Rigidity theory is a body of mathematics developed to aid in designing structures. Consider a scaffolding that is constructed by bolting together rods and beams. The ultimate question is: "Is the scaffolding sturdy enough to hold the workers and their equipment?" There are several features of the structure that have to be considered in answering this question. The rods and beams have to be strong enough to hold the weight of the workers and their equipment, and to withstand a variety of stresses. Also important in determining the strength of the scaffolding is the way the rods and beams are put together. And, although the bolts at the joints must hold the scaffolding together, they are not expected to prevent the rods and beams from rotating about the joints. So, ultimately, the sturdiness of the scaffolding depends on the way it is braced. Just how to design a properly braced scaffolding (or the structural skeleton of any structure) is the problem that motivates rigidity theory.

The purpose of this book is to develop a mathematical model for rigidity.

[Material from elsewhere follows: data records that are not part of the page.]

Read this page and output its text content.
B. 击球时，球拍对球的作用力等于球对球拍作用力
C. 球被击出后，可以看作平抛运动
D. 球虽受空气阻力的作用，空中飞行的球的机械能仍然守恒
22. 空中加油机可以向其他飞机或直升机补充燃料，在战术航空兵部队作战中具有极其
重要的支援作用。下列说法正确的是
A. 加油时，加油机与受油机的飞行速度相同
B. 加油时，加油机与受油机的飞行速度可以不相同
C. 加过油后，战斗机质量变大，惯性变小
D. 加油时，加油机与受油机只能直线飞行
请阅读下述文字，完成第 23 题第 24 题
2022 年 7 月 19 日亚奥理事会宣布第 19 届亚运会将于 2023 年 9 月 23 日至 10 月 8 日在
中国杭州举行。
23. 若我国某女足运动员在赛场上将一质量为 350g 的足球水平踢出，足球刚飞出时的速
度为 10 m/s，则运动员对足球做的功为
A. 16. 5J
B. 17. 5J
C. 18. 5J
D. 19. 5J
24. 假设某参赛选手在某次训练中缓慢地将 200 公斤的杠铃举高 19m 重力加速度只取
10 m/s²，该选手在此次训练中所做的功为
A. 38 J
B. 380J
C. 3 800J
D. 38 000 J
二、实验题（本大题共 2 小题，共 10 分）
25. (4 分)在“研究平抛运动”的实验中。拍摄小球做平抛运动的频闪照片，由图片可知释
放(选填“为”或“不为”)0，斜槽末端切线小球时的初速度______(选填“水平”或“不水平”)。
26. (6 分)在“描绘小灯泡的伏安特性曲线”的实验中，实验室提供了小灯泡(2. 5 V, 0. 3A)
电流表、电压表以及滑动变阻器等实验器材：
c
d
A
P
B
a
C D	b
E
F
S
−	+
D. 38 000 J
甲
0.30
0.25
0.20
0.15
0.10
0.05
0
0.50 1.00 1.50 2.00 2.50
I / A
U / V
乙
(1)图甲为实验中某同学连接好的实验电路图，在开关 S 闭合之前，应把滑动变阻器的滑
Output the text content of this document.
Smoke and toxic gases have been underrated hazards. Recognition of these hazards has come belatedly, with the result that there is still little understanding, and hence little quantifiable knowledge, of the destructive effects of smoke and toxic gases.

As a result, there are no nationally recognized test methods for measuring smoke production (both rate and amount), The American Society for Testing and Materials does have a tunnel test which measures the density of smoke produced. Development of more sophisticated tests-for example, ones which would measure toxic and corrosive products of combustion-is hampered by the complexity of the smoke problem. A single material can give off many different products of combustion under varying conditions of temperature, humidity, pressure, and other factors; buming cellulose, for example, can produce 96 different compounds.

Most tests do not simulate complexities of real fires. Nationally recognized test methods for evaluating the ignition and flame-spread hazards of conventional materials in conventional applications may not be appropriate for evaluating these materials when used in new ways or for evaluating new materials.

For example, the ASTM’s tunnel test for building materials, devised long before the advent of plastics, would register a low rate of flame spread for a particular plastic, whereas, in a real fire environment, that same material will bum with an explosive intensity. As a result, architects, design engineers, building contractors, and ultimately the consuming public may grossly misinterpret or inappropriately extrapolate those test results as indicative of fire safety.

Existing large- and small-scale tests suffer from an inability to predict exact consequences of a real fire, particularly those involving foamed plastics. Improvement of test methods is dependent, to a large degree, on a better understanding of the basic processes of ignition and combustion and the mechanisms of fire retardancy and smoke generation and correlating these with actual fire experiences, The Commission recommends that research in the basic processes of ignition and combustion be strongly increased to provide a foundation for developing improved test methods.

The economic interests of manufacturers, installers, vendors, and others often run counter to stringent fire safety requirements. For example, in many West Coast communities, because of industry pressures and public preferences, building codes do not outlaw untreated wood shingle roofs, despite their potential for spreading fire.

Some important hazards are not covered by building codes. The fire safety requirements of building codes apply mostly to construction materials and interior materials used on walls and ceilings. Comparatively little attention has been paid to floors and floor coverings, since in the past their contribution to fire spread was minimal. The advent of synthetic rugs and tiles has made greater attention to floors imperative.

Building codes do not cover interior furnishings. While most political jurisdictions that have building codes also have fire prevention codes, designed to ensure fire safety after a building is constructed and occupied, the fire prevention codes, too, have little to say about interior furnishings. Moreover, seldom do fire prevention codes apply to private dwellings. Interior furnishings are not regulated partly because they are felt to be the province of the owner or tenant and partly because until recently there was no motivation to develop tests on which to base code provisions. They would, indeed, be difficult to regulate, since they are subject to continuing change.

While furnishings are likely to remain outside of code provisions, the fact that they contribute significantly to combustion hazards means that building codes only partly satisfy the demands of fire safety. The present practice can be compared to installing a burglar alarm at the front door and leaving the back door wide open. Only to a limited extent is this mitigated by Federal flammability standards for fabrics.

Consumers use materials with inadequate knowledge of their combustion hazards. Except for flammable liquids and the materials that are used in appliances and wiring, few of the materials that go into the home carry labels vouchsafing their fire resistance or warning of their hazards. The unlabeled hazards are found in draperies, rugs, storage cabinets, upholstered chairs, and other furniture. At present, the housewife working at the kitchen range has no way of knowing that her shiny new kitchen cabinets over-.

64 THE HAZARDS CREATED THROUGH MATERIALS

Three distinct models are developed. The structures studied in these models, are represented by a framework: a configuration of straight line segments joined together at their end points. It is assumed that the joints are flexible and a question is posed that asks if the configuration can be deformed without changing the lengths of the segments. A triangle is a simple rigid framework in the plane while the square is not rigid - it deforms into a rhombus The first model presented here is for rigidity, the degrees of freedom model, is very intuitive and very easy to use with small frameworks. But, at the outset, this model lacks a rigorous foundation and actually fails to give a correct prediction in some cases. The next model is based on systems of quadratic equations: each segment yielding the quadratic equation which states that the distance between the joints at the end of the segment must equal the length of the segment. It is easy to see that this model will give the correct answer to our question in all cases. Hence, this is the standard model of rigidity. Unfortunately, this model is not so easy to use even with small frameworks. The third model constructed is equally accurate but is based on a slightly different definition of rigidity, called infinitesimal rigidity. In this model, the quadratic equations are replaced with linear equations and it is, therefore, much easier to use. Ultimately we show that all three models agree except for very few very special frameworks. The final chapter of the book is devoted to using these models to understand the structure of linkages, geodesic domes and tense grity structures.